Chad: The Ennedi Plateau & Niola Doa
Located in the African state of Chad, the Ennedi plateau is home to the most south-eastern mountainous relief of the entire Sahara, which is why it has much higher rainfall than the rest of the great desert, representing the first barrier placed at the arrival of the southwestern trade humid winds.
This relative abundance of water makes it a small Saharan Eden, with the presence of almost tropical vegetation such as ficus and hibiscus typical of other latitudes, as well as a peculiar fauna consisting of baboons, gazelles, rock worms, and fennecs.

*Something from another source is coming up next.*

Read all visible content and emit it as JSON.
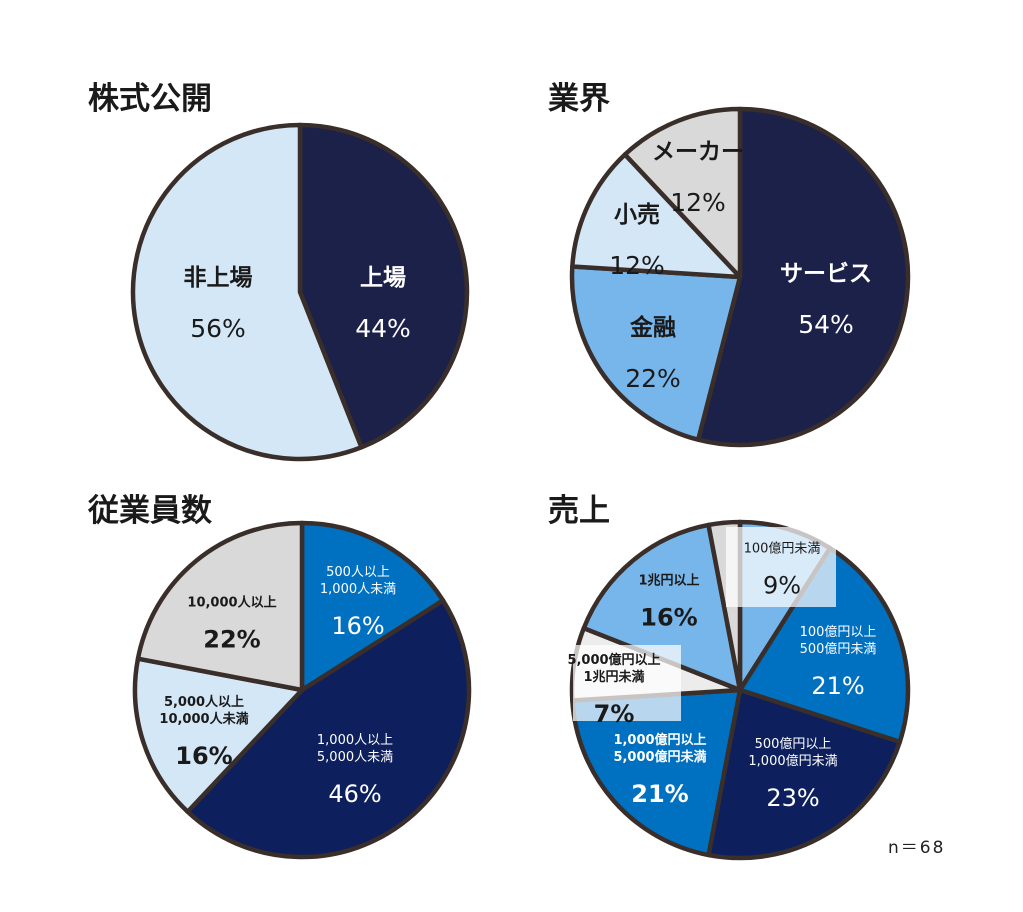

Thanks to the combined action of water and wind over time, this mountain range looks like a triangular-shaped sandstone relief, flat at the top, extending for 40,000 sq km (as much as Switzerland), heavily eroded to form an incredible and phantasmagoric labyrinth of deep canyons, gorges, precipitous cliffs, pinnacles, and arches.

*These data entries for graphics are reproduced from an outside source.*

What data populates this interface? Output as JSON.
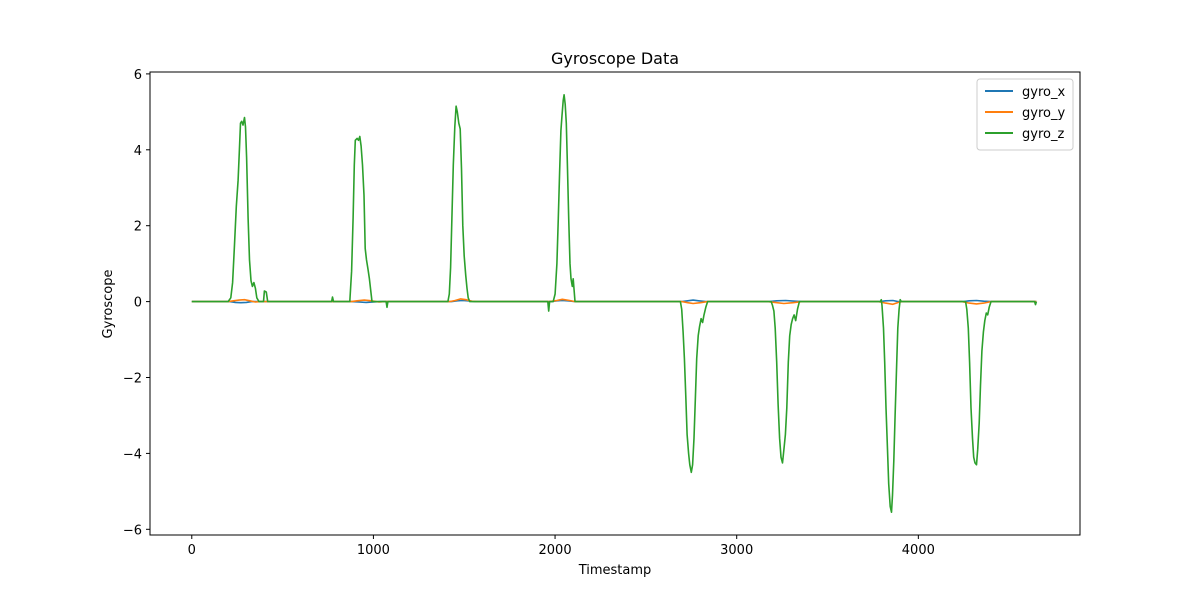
{
  "chart_data": {
    "type": "line",
    "title": "Gyroscope Data",
    "xlabel": "Timestamp",
    "ylabel": "Gyroscope",
    "xlim": [
      -230,
      4890
    ],
    "ylim": [
      -6.15,
      6.05
    ],
    "x_ticks": [
      0,
      1000,
      2000,
      3000,
      4000
    ],
    "y_ticks": [
      -6,
      -4,
      -2,
      0,
      2,
      4,
      6
    ],
    "y_tick_labels": [
      "−6",
      "−4",
      "−2",
      "0",
      "2",
      "4",
      "6"
    ],
    "grid": false,
    "legend_position": "top-right",
    "series": [
      {
        "name": "gyro_x",
        "color": "#1f77b4",
        "points": [
          [
            0,
            0
          ],
          [
            210,
            0
          ],
          [
            240,
            -0.02
          ],
          [
            270,
            -0.03
          ],
          [
            300,
            -0.02
          ],
          [
            330,
            0
          ],
          [
            880,
            0
          ],
          [
            920,
            -0.01
          ],
          [
            960,
            -0.02
          ],
          [
            1000,
            -0.01
          ],
          [
            1040,
            0
          ],
          [
            1430,
            0
          ],
          [
            1460,
            0.02
          ],
          [
            1490,
            0.03
          ],
          [
            1520,
            0.02
          ],
          [
            1560,
            0
          ],
          [
            1980,
            0
          ],
          [
            2010,
            0.02
          ],
          [
            2040,
            0.03
          ],
          [
            2070,
            0.02
          ],
          [
            2110,
            0
          ],
          [
            2700,
            0
          ],
          [
            2730,
            0.02
          ],
          [
            2760,
            0.04
          ],
          [
            2790,
            0.02
          ],
          [
            2830,
            0
          ],
          [
            3180,
            0
          ],
          [
            3220,
            0.02
          ],
          [
            3270,
            0.03
          ],
          [
            3320,
            0.01
          ],
          [
            3360,
            0
          ],
          [
            3790,
            0
          ],
          [
            3820,
            0.02
          ],
          [
            3860,
            0.03
          ],
          [
            3890,
            0
          ],
          [
            4250,
            0
          ],
          [
            4280,
            0.02
          ],
          [
            4320,
            0.03
          ],
          [
            4360,
            0.01
          ],
          [
            4400,
            0
          ],
          [
            4650,
            0
          ]
        ]
      },
      {
        "name": "gyro_y",
        "color": "#ff7f0e",
        "points": [
          [
            0,
            0
          ],
          [
            200,
            0
          ],
          [
            230,
            0.02
          ],
          [
            260,
            0.04
          ],
          [
            290,
            0.05
          ],
          [
            320,
            0.02
          ],
          [
            350,
            -0.01
          ],
          [
            380,
            0
          ],
          [
            880,
            0
          ],
          [
            910,
            0.02
          ],
          [
            950,
            0.04
          ],
          [
            990,
            0.02
          ],
          [
            1030,
            -0.01
          ],
          [
            1060,
            0
          ],
          [
            1420,
            0
          ],
          [
            1450,
            0.03
          ],
          [
            1480,
            0.07
          ],
          [
            1510,
            0.05
          ],
          [
            1540,
            0.01
          ],
          [
            1570,
            0
          ],
          [
            1970,
            0
          ],
          [
            2010,
            0.03
          ],
          [
            2040,
            0.06
          ],
          [
            2080,
            0.03
          ],
          [
            2110,
            0
          ],
          [
            2700,
            0
          ],
          [
            2730,
            -0.03
          ],
          [
            2760,
            -0.05
          ],
          [
            2800,
            -0.03
          ],
          [
            2840,
            0
          ],
          [
            3170,
            0
          ],
          [
            3210,
            -0.02
          ],
          [
            3260,
            -0.05
          ],
          [
            3310,
            -0.03
          ],
          [
            3360,
            0
          ],
          [
            3780,
            0
          ],
          [
            3820,
            -0.04
          ],
          [
            3860,
            -0.07
          ],
          [
            3890,
            -0.02
          ],
          [
            3910,
            0
          ],
          [
            4240,
            0
          ],
          [
            4280,
            -0.04
          ],
          [
            4320,
            -0.06
          ],
          [
            4360,
            -0.04
          ],
          [
            4400,
            0
          ],
          [
            4650,
            0
          ]
        ]
      },
      {
        "name": "gyro_z",
        "color": "#2ca02c",
        "points": [
          [
            0,
            0
          ],
          [
            200,
            0
          ],
          [
            215,
            0.1
          ],
          [
            225,
            0.5
          ],
          [
            235,
            1.5
          ],
          [
            245,
            2.5
          ],
          [
            255,
            3.2
          ],
          [
            262,
            4.0
          ],
          [
            268,
            4.7
          ],
          [
            275,
            4.75
          ],
          [
            282,
            4.65
          ],
          [
            290,
            4.85
          ],
          [
            296,
            4.6
          ],
          [
            302,
            3.8
          ],
          [
            310,
            2.2
          ],
          [
            318,
            1.1
          ],
          [
            326,
            0.55
          ],
          [
            334,
            0.4
          ],
          [
            342,
            0.5
          ],
          [
            350,
            0.35
          ],
          [
            358,
            0.1
          ],
          [
            370,
            0
          ],
          [
            395,
            0
          ],
          [
            400,
            0.28
          ],
          [
            410,
            0.25
          ],
          [
            418,
            0
          ],
          [
            770,
            0
          ],
          [
            775,
            0.12
          ],
          [
            780,
            0
          ],
          [
            870,
            0
          ],
          [
            880,
            0.8
          ],
          [
            888,
            2.2
          ],
          [
            895,
            3.6
          ],
          [
            900,
            4.25
          ],
          [
            910,
            4.3
          ],
          [
            918,
            4.25
          ],
          [
            925,
            4.35
          ],
          [
            932,
            4.1
          ],
          [
            940,
            3.6
          ],
          [
            948,
            2.8
          ],
          [
            955,
            1.4
          ],
          [
            962,
            1.1
          ],
          [
            970,
            0.85
          ],
          [
            978,
            0.6
          ],
          [
            985,
            0.3
          ],
          [
            992,
            0
          ],
          [
            1070,
            0
          ],
          [
            1075,
            -0.15
          ],
          [
            1080,
            0
          ],
          [
            1410,
            0
          ],
          [
            1418,
            0.2
          ],
          [
            1425,
            0.9
          ],
          [
            1432,
            2.2
          ],
          [
            1440,
            3.6
          ],
          [
            1448,
            4.6
          ],
          [
            1455,
            5.15
          ],
          [
            1462,
            5.0
          ],
          [
            1470,
            4.7
          ],
          [
            1478,
            4.55
          ],
          [
            1485,
            3.5
          ],
          [
            1492,
            2.0
          ],
          [
            1500,
            1.2
          ],
          [
            1508,
            0.7
          ],
          [
            1515,
            0.35
          ],
          [
            1522,
            0.1
          ],
          [
            1530,
            0
          ],
          [
            1960,
            0
          ],
          [
            1965,
            -0.25
          ],
          [
            1970,
            0
          ],
          [
            1990,
            0
          ],
          [
            2000,
            0.2
          ],
          [
            2010,
            1.0
          ],
          [
            2018,
            2.2
          ],
          [
            2025,
            3.4
          ],
          [
            2032,
            4.5
          ],
          [
            2038,
            4.9
          ],
          [
            2045,
            5.3
          ],
          [
            2050,
            5.45
          ],
          [
            2056,
            5.2
          ],
          [
            2062,
            4.7
          ],
          [
            2068,
            3.6
          ],
          [
            2075,
            2.2
          ],
          [
            2082,
            1.0
          ],
          [
            2088,
            0.6
          ],
          [
            2095,
            0.4
          ],
          [
            2100,
            0.6
          ],
          [
            2105,
            0.3
          ],
          [
            2110,
            0
          ],
          [
            2690,
            0
          ],
          [
            2697,
            -0.2
          ],
          [
            2705,
            -0.8
          ],
          [
            2712,
            -1.5
          ],
          [
            2720,
            -2.5
          ],
          [
            2727,
            -3.5
          ],
          [
            2735,
            -4.0
          ],
          [
            2742,
            -4.3
          ],
          [
            2750,
            -4.5
          ],
          [
            2757,
            -4.3
          ],
          [
            2765,
            -3.6
          ],
          [
            2772,
            -2.6
          ],
          [
            2780,
            -1.5
          ],
          [
            2788,
            -0.9
          ],
          [
            2796,
            -0.65
          ],
          [
            2804,
            -0.45
          ],
          [
            2812,
            -0.55
          ],
          [
            2820,
            -0.35
          ],
          [
            2830,
            -0.15
          ],
          [
            2840,
            0
          ],
          [
            3190,
            0
          ],
          [
            3197,
            -0.1
          ],
          [
            3205,
            -0.25
          ],
          [
            3212,
            -0.7
          ],
          [
            3220,
            -1.6
          ],
          [
            3228,
            -2.7
          ],
          [
            3236,
            -3.6
          ],
          [
            3244,
            -4.1
          ],
          [
            3252,
            -4.25
          ],
          [
            3260,
            -3.9
          ],
          [
            3268,
            -3.5
          ],
          [
            3276,
            -2.8
          ],
          [
            3284,
            -1.6
          ],
          [
            3292,
            -0.9
          ],
          [
            3300,
            -0.6
          ],
          [
            3308,
            -0.45
          ],
          [
            3316,
            -0.35
          ],
          [
            3325,
            -0.5
          ],
          [
            3335,
            -0.2
          ],
          [
            3345,
            0
          ],
          [
            3790,
            0
          ],
          [
            3796,
            0.05
          ],
          [
            3800,
            -0.1
          ],
          [
            3808,
            -0.7
          ],
          [
            3815,
            -1.6
          ],
          [
            3822,
            -2.8
          ],
          [
            3830,
            -3.9
          ],
          [
            3837,
            -4.8
          ],
          [
            3845,
            -5.4
          ],
          [
            3852,
            -5.55
          ],
          [
            3858,
            -5.1
          ],
          [
            3865,
            -4.2
          ],
          [
            3872,
            -3.0
          ],
          [
            3880,
            -1.8
          ],
          [
            3887,
            -0.7
          ],
          [
            3894,
            -0.2
          ],
          [
            3900,
            0.05
          ],
          [
            3906,
            0
          ],
          [
            4260,
            0
          ],
          [
            4267,
            -0.2
          ],
          [
            4275,
            -0.7
          ],
          [
            4282,
            -1.6
          ],
          [
            4290,
            -2.8
          ],
          [
            4298,
            -3.6
          ],
          [
            4305,
            -4.1
          ],
          [
            4312,
            -4.25
          ],
          [
            4320,
            -4.3
          ],
          [
            4327,
            -3.9
          ],
          [
            4335,
            -3.2
          ],
          [
            4342,
            -2.2
          ],
          [
            4350,
            -1.3
          ],
          [
            4358,
            -0.8
          ],
          [
            4366,
            -0.5
          ],
          [
            4374,
            -0.3
          ],
          [
            4382,
            -0.35
          ],
          [
            4390,
            -0.15
          ],
          [
            4400,
            0
          ],
          [
            4640,
            0
          ],
          [
            4645,
            -0.08
          ],
          [
            4650,
            0
          ]
        ]
      }
    ]
  }
}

In the past few decades, scholars and passionate travelers in northern Chad have brought to light a surprisingly wide variety of rock art themes and styles which UNESCO recognized as a World Heritage Site in 2016.
Interestingly, image processing software recently discovered that in some cases visible paints overlap older, half-erased, very differently styled images barely noticeable to the naked eye.

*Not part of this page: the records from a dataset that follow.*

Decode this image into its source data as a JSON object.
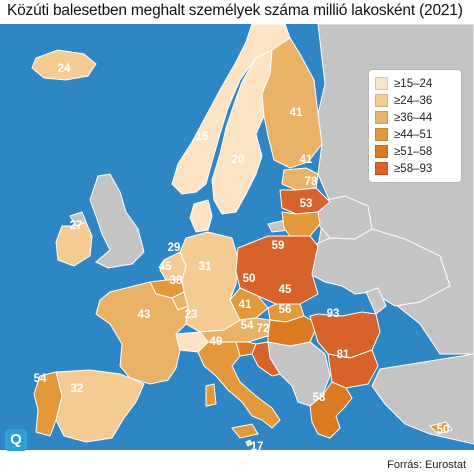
{
  "title": "Közúti balesetben meghalt személyek száma millió lakosként (2021)",
  "source": "Forrás: Eurostat",
  "logo": "Q",
  "colors": {
    "sea": "#2f86c4",
    "nodata": "#c4c4c4",
    "border": "#ffffff"
  },
  "legend": {
    "items": [
      {
        "label": "≥15–24",
        "color": "#fbe3c3"
      },
      {
        "label": "≥24–36",
        "color": "#f4cc93"
      },
      {
        "label": "≥36–44",
        "color": "#eab266"
      },
      {
        "label": "≥44–51",
        "color": "#e3993a"
      },
      {
        "label": "≥51–58",
        "color": "#dc7a22"
      },
      {
        "label": "≥58–93",
        "color": "#d7632a"
      }
    ]
  },
  "values": {
    "iceland": "24",
    "norway": "15",
    "sweden": "20",
    "finland": "41",
    "estonia": "41",
    "latvia": "78",
    "lithuania": "53",
    "ireland": "27",
    "uk": "",
    "netherlands": "29",
    "belgium": "45",
    "luxembourg": "38",
    "germany": "31",
    "denmark": "",
    "poland": "59",
    "czechia": "50",
    "slovakia": "45",
    "austria": "41",
    "hungary": "56",
    "slovenia": "54",
    "croatia": "72",
    "romania": "93",
    "bulgaria": "81",
    "greece": "58",
    "cyprus": "50",
    "italy": "49",
    "malta": "17",
    "france": "43",
    "spain": "32",
    "portugal": "54",
    "switzerland": "23"
  }
}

Further east on the Ennedi plateau, at Niola Doa, groups of finely engraved characters stand out as a magnificent example of Saharan art. We can only imagine what extraordinary vision the landscape aspect of the Ennedi must have given when artists decorated the rocky surfaces with pictograms and petroglyphs.
The walls of this mountain range are literally scattered with thousands and thousands of paintings, the oldest being 8,000 years old, attesting to an intense and prolonged presence in prehistoric times, even with superimpositions of more recent images on older drawings, as well as some ancient images invisible to the eye but visible with modern DStretch technology, which reveals a stylistic evolution over time.
Compared to that of other Saharan areas, Ennedi’s art is characterized by a clear prevalence of two-tone red and white paintings, in some cases, even monochromatic, with realistic images of men and domesticated animals portrayed in scenes of everyday life, like horses and camels mounted by riders launched at a flying gallop, endowed with a strong sense of movement, or the so-called “sentinels”, with shields and spears.
From a chronological point of view, these are later manifestations than in other areas (the classic naturalistic initial phase of the large Mesolithic wildlife, as well as the subsequent one of the roundheads, are contained to a minimum), ranging from the late Bovidian Neolithic to the appearance of the horse and the camel, already in historical times, which attests a temporal and cultural delay.
Like almost every other ancient rock art site in the world, there are also many figures with anthropomorphic features, divine/mythical beings, spirals, and labyrinths.
The symbols portrayed, the spiral and the labyrinth above all, are indeed similar to those that can also be found in many other ancient rock art sites, from North America to China.